Is an IP VPN the same as an L3VPN? In practice, yes. L3VPN (Layer 3 VPN) is the technical, standards-based name; "IP VPN" is the commercial name most providers put on the same service. Both describe a network where the provider routes your traffic privately across an MPLS core.

What's the difference between an IP VPN and a Private WAN? Very little. "Private WAN" (sometimes shortened to PWAN) is a plain-English description of the result - a private wide-area network linking your sites. When that WAN is built as a routed MPLS service, it is an IP VPN. "Managed WAN" simply adds provider management on top.

Is an IP VPN the same as the VPN app on my laptop? No. A consumer or remote-access VPN is software that encrypts one device's traffic over the public internet. A business IP VPN is a provider-built private network connecting whole sites, with performance guarantees the public internet can't offer.

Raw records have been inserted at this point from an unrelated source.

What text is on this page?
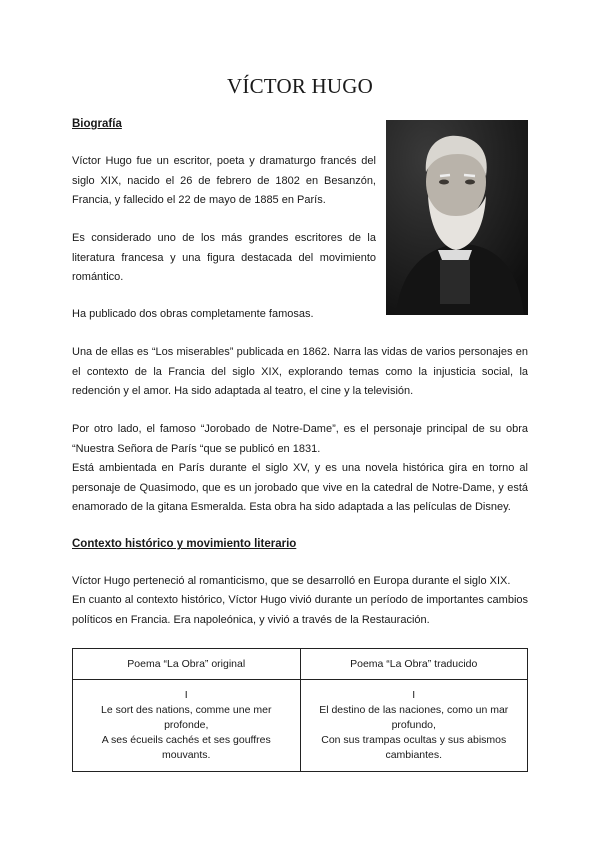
VÍCTOR HUGO
Biografía

Víctor Hugo fue un escritor, poeta y dramaturgo francés del siglo XIX, nacido el 26 de febrero de 1802 en Besanzón, Francia, y fallecido el 22 de mayo de 1885 en París.

Es considerado uno de los más grandes escritores de la literatura francesa y una figura destacada del movimiento romántico.

Ha publicado dos obras completamente famosas.

Una de ellas es “Los miserables” publicada en 1862. Narra las vidas de varios personajes en el contexto de la Francia del siglo XIX, explorando temas como la injusticia social, la redención y el amor. Ha sido adaptada al teatro, el cine y la televisión.

Por otro lado, el famoso “Jorobado de Notre-Dame”, es el personaje principal de su obra “Nuestra Señora de París “que se publicó en 1831.

Está ambientada en París durante el siglo XV, y es una novela histórica gira en torno al personaje de Quasimodo, que es un jorobado que vive en la catedral de Notre-Dame, y está enamorado de la gitana Esmeralda. Esta obra ha sido adaptada a las películas de Disney.

Contexto histórico y movimiento literario

Víctor Hugo perteneció al romanticismo, que se desarrolló en Europa durante el siglo XIX.

En cuanto al contexto histórico, Víctor Hugo vivió durante un período de importantes cambios políticos en Francia. Era napoleónica, y vivió a través de la Restauración.

Poema “La Obra” original	Poema “La Obra” traducido

I
Le sort des nations, comme une mer
profonde,
A ses écueils cachés et ses gouffres
mouvants.	I
El destino de las naciones, como un mar
profundo,
Con sus trampas ocultas y sus abismos
cambiantes.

MPLS IP VPN or SD-WAN - which is better? Neither is universally "better." MPLS IP VPN gives guaranteed performance and QoS across a private core; SD-WAN gives flexibility and cost savings by using internet links intelligently. Many organisations combine the two. The right answer depends on your sites, applications and budget.

Do I need a leased line for an IP VPN? You need a dedicated access circuit into the provider's network at each site, which is usually a fibre or wireless leased line. The leased line is the on-ramp; the IP VPN is the private network it connects you to.